Mobility has also been an important theme, with brands opting for promotions on wheels that they can move around a city. Some of the earliest brands to get back into pop-ups hosted promotional food trucks this year.
“This format generates excitement from brands because we can meet the customer where they are, in the streets, rather than [requiring] customers go to a specific location,” said Ryan Glick, founder of marketing agency Coffee n’ Clothes. The company has run food truck-style promotions for brands including Hero Cosmetics and Bulgari fragrance this year.
In addition, a completely touchless experience is a must for today’s pop-ups.
In the past, “everything was touch, touch, touch, touch, touch. We have had brands come to us and say, ‘We don’t want to activate as we did in 2019,’” said Falco.
In September, the Sephora x Kohl’s pop-up created by TH Experiential to celebrate the retailers’ new partnership was completely outdoors and contactless. It featured a “mobile-first” maze that 1,700 visitors completed, with eight different activities accessed via QR codes. Upon entrance, users received an app clip, where they would receive messages as they walked through the experience. Users who scanned the QR code and completed all the activities received a prize.“Making a physical event or a pop-up mobile-first allows you to message people throughout [their experience]. It also allows you to gamify it with QR codes, and allows [visitors] to scan to get photo ops, filters, Instagram filters and all of that great content,” said Falco.
As the virtual pop-up became a trend during the pandemic, brands have also added all-digital components to their IRL spaces. Armani Beauty’s November pop-up in Berlin was accompanied by a virtual replica for people still wary of visiting in person.
“[Armani was] very particular about it. They didn’t want to change anything. So it’s the same color, same size” as the in-person structure, said Noam Levavi, founder and CEO of Byond XR, which created the virtual version of the Armani Beauty pop-up.

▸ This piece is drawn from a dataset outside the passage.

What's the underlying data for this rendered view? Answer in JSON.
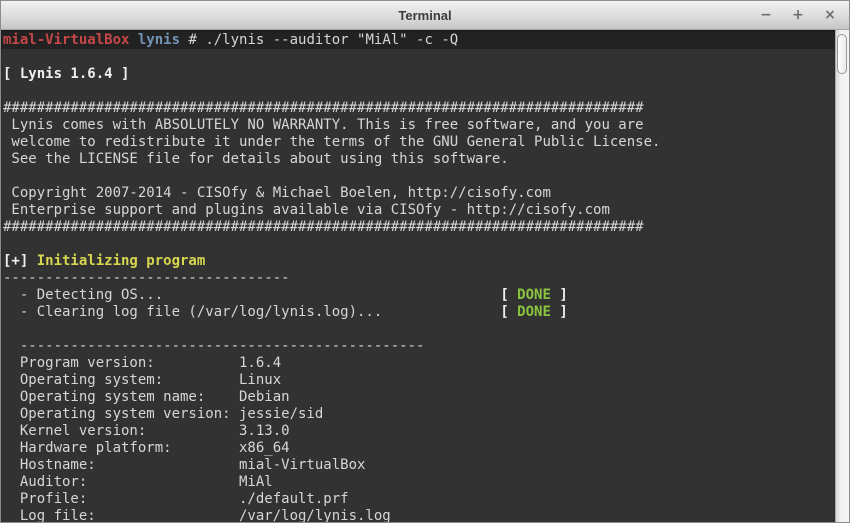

Finally, as in pre-pandemic times, brands using pop-ups as testing grounds for their next permanent store locations is a trend.
Boy Smells is “entertaining pop-ups and permanent locations in 2022,” said Herman.
“Pop-ups are a really nice way to test and learn, and get to know how consumers from those areas are responding to us and what they’re most interested in,” said Bi. “And then we can build on that as we further invest in those cities and in those areas.”
With the rapid spread of new Covid-19 cases due to the Omicron variant, brands are still forging ahead for 2022, for now. So far, TH Experiential has seen one beauty client delay its pop-up promotion for three weeks due to the variant.
Other brands are going ahead, but with safety precautions in place. Pacifica plans to have multiple international pop-ups next year, including in Europe and the U.K. And Boy Smells has “upcoming launches in unexpected IRL formats this coming year,” said Herman.
“When navigating this virus and its continuing changes, marketers must be nimble, be able to pivot quickly and always have a backup plan in your pocket,” said Payne.